Weh’ denen, die sterben in schwerer Sünde.
Selig, die der Tod trifft
in Deinem heiligsten Willen,
denn der zweite Tod kann ihnen nichts antun.
Lobt und preist meinen Herrn,
und dankt und dient ihm mit großer Demut.«
    Die Schlange hat das Feld der wartenden Soldaten und
Priester schon fast erreicht.
    Clara wartet, bis die Worte des Franz von Assisi verklungen sind.
Ein Ruf von weit her, eine Botschaft. Sie vermeint, den Zitronenduft im Garten
der Portiuncula zu riechen, Blanka neben sich zu spüren und den ausgemergelten
Leib des Franz von Assisi vor sich zu sehen. Tränen steigen ihr in die Augen.
Sie wischt sie fort, steigt die letzten Schritte hinab, nimmt ihre Mutter an
der Hand, tritt zur Seite und ruft den hinter ihr Gehenden zu:
    »Jetzt! Schnell! Lauft!«
    Die Schlange bricht lautlos auseinander. Mehr als zweihundert
Menschen rennen auf das riesige Feuer zu und stürzen sich hinein. Fassungslos
blicken ihnen die Soldaten des französischen Königs hinterher.
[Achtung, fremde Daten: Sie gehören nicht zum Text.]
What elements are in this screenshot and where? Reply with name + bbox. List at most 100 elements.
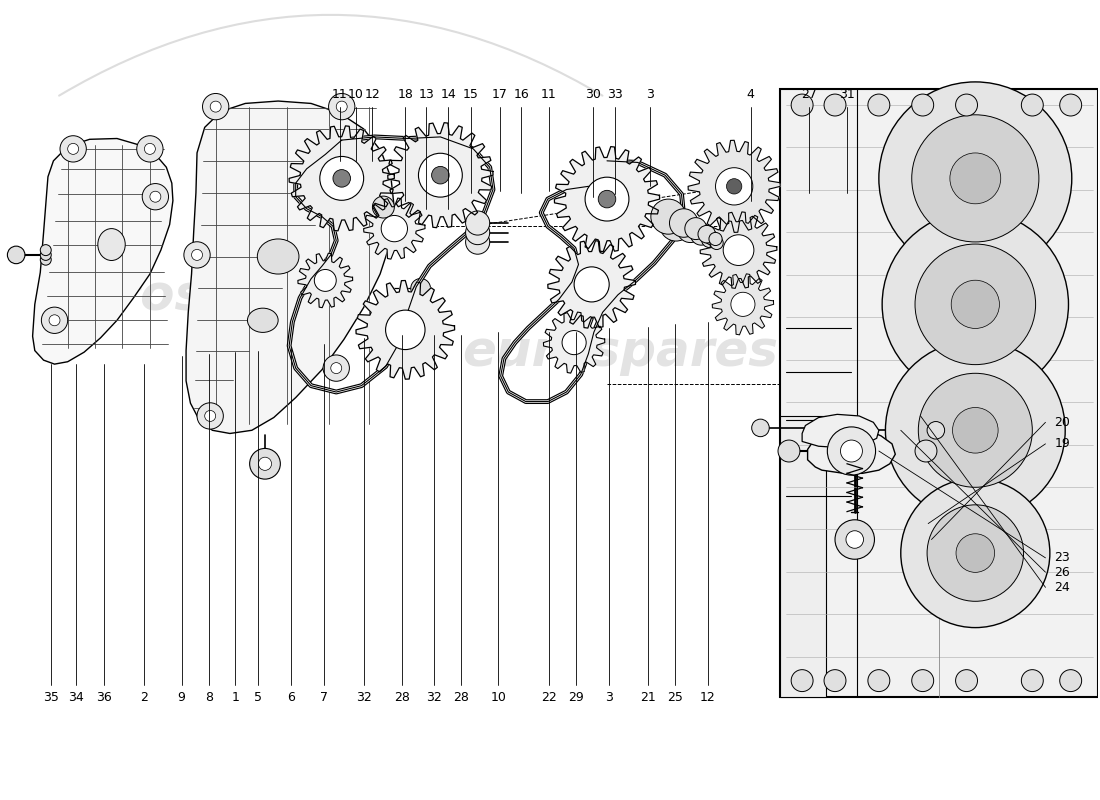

    Keiner wagt, auch nur einen der Katharer zu ergreifen.
    Als Letztes bleiben zwei Frauen übrig, die langsam Hand in Hand dem
Flammenmeer entgegengehen, eine nicht mehr junge und eine sehr alte Frau.
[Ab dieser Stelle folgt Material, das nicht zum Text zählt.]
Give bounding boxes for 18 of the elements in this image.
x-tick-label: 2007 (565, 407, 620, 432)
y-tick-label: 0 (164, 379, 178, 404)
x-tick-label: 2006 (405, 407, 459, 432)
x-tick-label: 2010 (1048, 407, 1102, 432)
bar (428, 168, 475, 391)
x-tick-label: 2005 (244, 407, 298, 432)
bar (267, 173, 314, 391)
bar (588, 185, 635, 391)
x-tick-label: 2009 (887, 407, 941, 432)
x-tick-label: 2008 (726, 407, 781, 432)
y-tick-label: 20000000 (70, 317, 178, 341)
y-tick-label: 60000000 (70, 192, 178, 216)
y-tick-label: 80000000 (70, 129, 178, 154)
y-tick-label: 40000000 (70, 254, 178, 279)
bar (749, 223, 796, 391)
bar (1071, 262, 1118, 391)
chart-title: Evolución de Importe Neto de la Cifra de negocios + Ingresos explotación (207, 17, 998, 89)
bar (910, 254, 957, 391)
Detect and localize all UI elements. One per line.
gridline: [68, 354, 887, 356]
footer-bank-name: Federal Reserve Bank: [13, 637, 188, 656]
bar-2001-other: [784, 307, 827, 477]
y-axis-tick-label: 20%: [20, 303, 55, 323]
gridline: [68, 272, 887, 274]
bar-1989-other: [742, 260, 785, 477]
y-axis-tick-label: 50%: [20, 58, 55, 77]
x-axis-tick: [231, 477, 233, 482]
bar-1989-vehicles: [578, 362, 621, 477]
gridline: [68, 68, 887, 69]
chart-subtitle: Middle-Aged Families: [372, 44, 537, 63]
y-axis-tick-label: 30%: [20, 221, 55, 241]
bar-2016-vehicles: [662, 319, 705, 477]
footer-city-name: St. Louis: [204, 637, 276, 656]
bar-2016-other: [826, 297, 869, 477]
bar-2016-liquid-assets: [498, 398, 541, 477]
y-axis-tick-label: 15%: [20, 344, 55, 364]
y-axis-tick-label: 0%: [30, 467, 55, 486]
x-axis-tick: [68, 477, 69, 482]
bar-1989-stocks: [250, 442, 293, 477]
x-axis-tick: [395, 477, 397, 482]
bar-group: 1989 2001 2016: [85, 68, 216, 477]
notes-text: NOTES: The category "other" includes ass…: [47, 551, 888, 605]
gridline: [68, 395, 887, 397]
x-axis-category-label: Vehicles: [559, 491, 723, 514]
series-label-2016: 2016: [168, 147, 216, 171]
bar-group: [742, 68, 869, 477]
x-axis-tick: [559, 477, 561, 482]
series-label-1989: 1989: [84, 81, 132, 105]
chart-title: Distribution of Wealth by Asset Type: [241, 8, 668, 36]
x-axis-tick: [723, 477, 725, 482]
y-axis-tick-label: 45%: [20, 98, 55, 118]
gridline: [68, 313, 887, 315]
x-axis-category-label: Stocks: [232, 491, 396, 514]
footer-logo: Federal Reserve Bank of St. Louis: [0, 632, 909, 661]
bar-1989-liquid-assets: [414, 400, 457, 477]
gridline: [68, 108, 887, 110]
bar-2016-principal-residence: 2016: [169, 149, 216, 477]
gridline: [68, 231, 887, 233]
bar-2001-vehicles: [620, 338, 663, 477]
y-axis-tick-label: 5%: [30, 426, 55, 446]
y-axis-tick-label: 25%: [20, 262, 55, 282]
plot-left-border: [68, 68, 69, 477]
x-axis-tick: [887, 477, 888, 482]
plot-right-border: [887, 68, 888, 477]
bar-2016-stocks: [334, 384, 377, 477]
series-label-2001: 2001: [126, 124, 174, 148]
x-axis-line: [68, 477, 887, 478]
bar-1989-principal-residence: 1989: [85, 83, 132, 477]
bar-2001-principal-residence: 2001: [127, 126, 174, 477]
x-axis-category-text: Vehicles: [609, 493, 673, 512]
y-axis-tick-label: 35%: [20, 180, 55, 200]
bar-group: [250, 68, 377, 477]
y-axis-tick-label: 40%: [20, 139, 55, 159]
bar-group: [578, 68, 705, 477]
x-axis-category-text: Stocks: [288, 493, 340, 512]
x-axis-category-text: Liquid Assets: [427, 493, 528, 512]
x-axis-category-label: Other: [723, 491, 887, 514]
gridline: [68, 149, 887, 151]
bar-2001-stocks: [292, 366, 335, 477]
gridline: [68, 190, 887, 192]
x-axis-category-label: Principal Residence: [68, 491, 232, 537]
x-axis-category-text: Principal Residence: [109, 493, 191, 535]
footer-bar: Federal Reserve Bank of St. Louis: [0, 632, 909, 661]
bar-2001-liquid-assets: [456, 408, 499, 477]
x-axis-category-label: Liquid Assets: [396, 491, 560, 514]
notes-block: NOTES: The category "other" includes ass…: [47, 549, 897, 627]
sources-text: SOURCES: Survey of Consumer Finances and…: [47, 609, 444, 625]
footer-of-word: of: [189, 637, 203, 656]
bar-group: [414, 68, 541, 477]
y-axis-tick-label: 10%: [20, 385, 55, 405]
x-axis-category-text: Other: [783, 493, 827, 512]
    Als die beiden ihren Gefährten ins Feuer folgen, schießt mit einem
Mal ein leuchtend weißer Lichtstrahl aus den Flammen. Kurzzeitig geblendet
schließen alle Männer auf dem Feld der Verbrennenden die Augen. Alle, außer dem
Franziskaner, der nahe an das Feuer geeilt ist, sich auf die Knie geworfen und
die Hände gehoben hat, als segne er die im Feuer Sterbenden. Unverwandt blickt
er zu der nicht mehr jungen Frau, deren eisengraues Haar rasch versengt, und
vermeint, zwischen dem Prasseln der Scheite, dem Zischen von Fett und dem
Zerbersten von Gebeinen eine Stimme zu vernehmen, völlig frei von jeglichem
Hohn: »Es lebe Königin Blanka!«

  Nachwort  
    M eine Leser mögen mir bitte verzeihen: Erstmals habe
ich in einem Roman eine Hauptfigur erfunden – Clara. Allerdings hätte es eine
solche Tochter des Grafen von Toulouse durchaus geben können; dieser Herr
zeugte unzählige Bastarde, von denen sich viele den Katharern angeschlossen
haben. Claras Weg war kein ungewöhnlicher für eine adelige Dame aus Okzitanien.
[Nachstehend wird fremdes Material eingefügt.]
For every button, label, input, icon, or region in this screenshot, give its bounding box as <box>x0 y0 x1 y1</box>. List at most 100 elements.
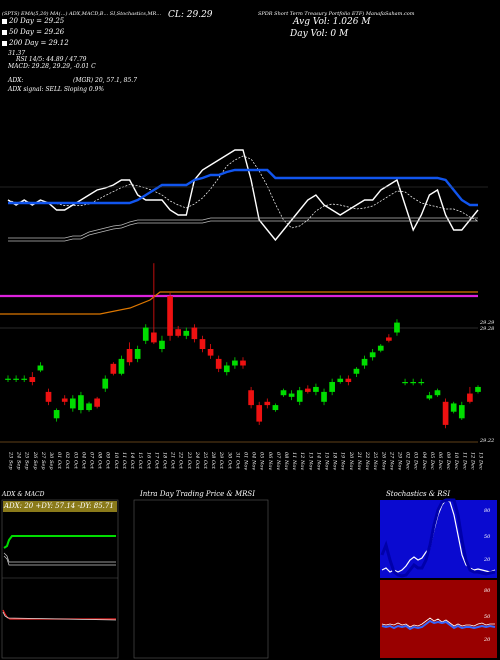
candle-body <box>386 337 392 341</box>
rsi-support-line-2 <box>8 220 478 242</box>
candle-body <box>458 405 465 419</box>
legend-200-text: 200 Day = 29.12 <box>9 39 69 47</box>
x-axis-label: 28 Oct <box>210 451 216 470</box>
x-axis-label: 08 Nov <box>283 452 289 470</box>
legend-20-text: 20 Day = 29.25 <box>9 17 65 25</box>
x-axis-label: 05 Dec <box>429 452 435 470</box>
x-axis-label: 24 Oct <box>194 451 200 470</box>
x-axis-label: 09 Oct <box>105 452 111 470</box>
candle-body <box>191 327 198 340</box>
candle-body <box>296 390 303 402</box>
candle-body <box>272 405 279 411</box>
rsi-value: 31.37 <box>8 50 26 57</box>
legend-50-text: 50 Day = 29.26 <box>9 28 65 36</box>
rsi-signal-line <box>7 155 479 229</box>
x-axis-label: 07 Nov <box>275 452 281 470</box>
x-axis-label: 21 Oct <box>170 451 176 470</box>
x-axis-label: 07 Oct <box>89 452 95 470</box>
legend-20: 20 Day = 29.25 <box>2 17 64 25</box>
day-volume: Day Vol: 0 M <box>290 29 349 39</box>
legend-20-swatch <box>2 18 7 24</box>
x-axis-label: 01 Oct <box>56 452 62 470</box>
macd-line: MACD: 29.28, 29.29, -0.01 C <box>8 63 96 70</box>
candle-body <box>215 358 222 369</box>
x-axis-label: 22 Oct <box>178 451 184 470</box>
candle-body <box>248 390 254 406</box>
candle-body <box>223 365 230 373</box>
candle-body <box>329 382 335 392</box>
candle-body <box>232 360 238 366</box>
candle-body <box>151 332 157 343</box>
signal-line: ADX signal: SELL Sloping 0.9% <box>8 86 105 93</box>
x-axis-label: 09 Dec <box>445 452 451 470</box>
x-axis-label: 26 Nov <box>380 451 386 470</box>
candle-body <box>142 327 149 341</box>
price-axis-label-2: 29.28 <box>480 326 495 332</box>
candle-body <box>402 382 408 384</box>
x-axis-label: 27 Nov <box>388 451 394 470</box>
candle-body <box>264 401 271 406</box>
x-axis-label: 01 Nov <box>243 452 249 470</box>
x-axis-label: 11 Dec <box>461 452 467 470</box>
x-axis-label: 23 Oct <box>186 451 192 470</box>
x-axis-label: 13 Dec <box>478 452 484 470</box>
legend-200: 200 Day = 29.12 <box>2 39 69 47</box>
x-axis-label: 03 Dec <box>413 452 419 470</box>
candle-body <box>167 296 173 336</box>
x-axis-label: 11 Oct <box>121 452 127 470</box>
candle-body <box>118 358 125 374</box>
header-right-title: SPDR Short Term Treasury Portfolio ETF) … <box>258 11 415 17</box>
adx-values: ADX: 20 +DY: 57.14 -DY: 85.71 <box>4 502 114 510</box>
mrsi-white-line <box>381 617 495 628</box>
candle-body <box>256 405 263 422</box>
candle-body <box>450 403 457 412</box>
candle-body <box>45 391 52 402</box>
x-axis-label: 25 Nov <box>372 451 378 470</box>
stoch-white-line <box>381 499 496 573</box>
price-axis-label-3: 29.22 <box>480 438 495 444</box>
x-axis-label: 04 Oct <box>80 452 86 470</box>
x-axis-label: 18 Nov <box>332 452 338 470</box>
candle-body <box>126 349 133 363</box>
candle-body <box>369 352 376 358</box>
candle-body <box>321 391 327 402</box>
x-axis-label: 04 Nov <box>251 452 257 470</box>
candle-body <box>288 393 295 397</box>
candle-body <box>353 368 360 374</box>
candle-body <box>337 378 344 382</box>
x-axis-label: 08 Oct <box>97 452 103 470</box>
x-axis-label: 29 Nov <box>397 451 403 470</box>
mrsi-panel-frame <box>380 580 497 658</box>
macd-red-line <box>2 609 116 620</box>
x-axis-label: 15 Oct <box>137 452 143 470</box>
candle-body <box>426 395 433 399</box>
adx-line: ADX: <box>8 77 24 84</box>
candle-body <box>304 388 311 392</box>
intraday-panel-title: Intra Day Trading Price & MRSI <box>140 490 255 498</box>
candle-body <box>53 410 60 419</box>
header-ticker: (SPTS) EMA(5,20) MA(...) ADX,MACD,B... S… <box>2 11 162 17</box>
candle-body <box>361 358 368 366</box>
candle-body <box>377 345 384 351</box>
candle-body <box>345 378 352 382</box>
x-axis-label: 19 Nov <box>340 452 346 470</box>
x-axis-label: 16 Oct <box>145 452 151 470</box>
candle-body <box>280 390 287 396</box>
candle-body <box>37 365 44 371</box>
mrsi-tick-20: 20 <box>483 637 491 643</box>
rsi-support-line-1 <box>8 217 478 239</box>
candle-body <box>207 349 214 356</box>
candle-body <box>199 339 206 349</box>
rsi-overlay <box>0 149 488 242</box>
rsi-ema-line <box>8 168 478 207</box>
x-axis-label: 02 Dec <box>405 452 411 470</box>
candle-body <box>21 378 28 380</box>
x-axis-label: 22 Nov <box>364 451 370 470</box>
x-axis-label: 30 Oct <box>226 452 232 470</box>
x-axis-label: 10 Oct <box>113 452 119 470</box>
avg-volume: Avg Vol: 1.026 M <box>293 17 371 27</box>
x-axis-label: 23 Sep <box>8 451 14 470</box>
legend-50: 50 Day = 29.26 <box>2 28 64 36</box>
x-axis-label: 13 Nov <box>307 452 313 470</box>
price-axis-label-1: 29.29 <box>480 320 495 326</box>
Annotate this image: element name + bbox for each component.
    Ursprünglich sollte es in diesem Buch ausschließlich um Blanka von
Kastilien gehen. Doch ich begriff im Verlauf der Recherche und des Schreibens,
wie viele Blickwinkel ich zur Schilderung dieser unübersichtlichen, wirren und
abenteuerlichen Zeit brauchte. Und so schlich sich Clara in die Geschichte ein,
gewissermaßen die andere Seite jener Medaille, die Blanka heißt.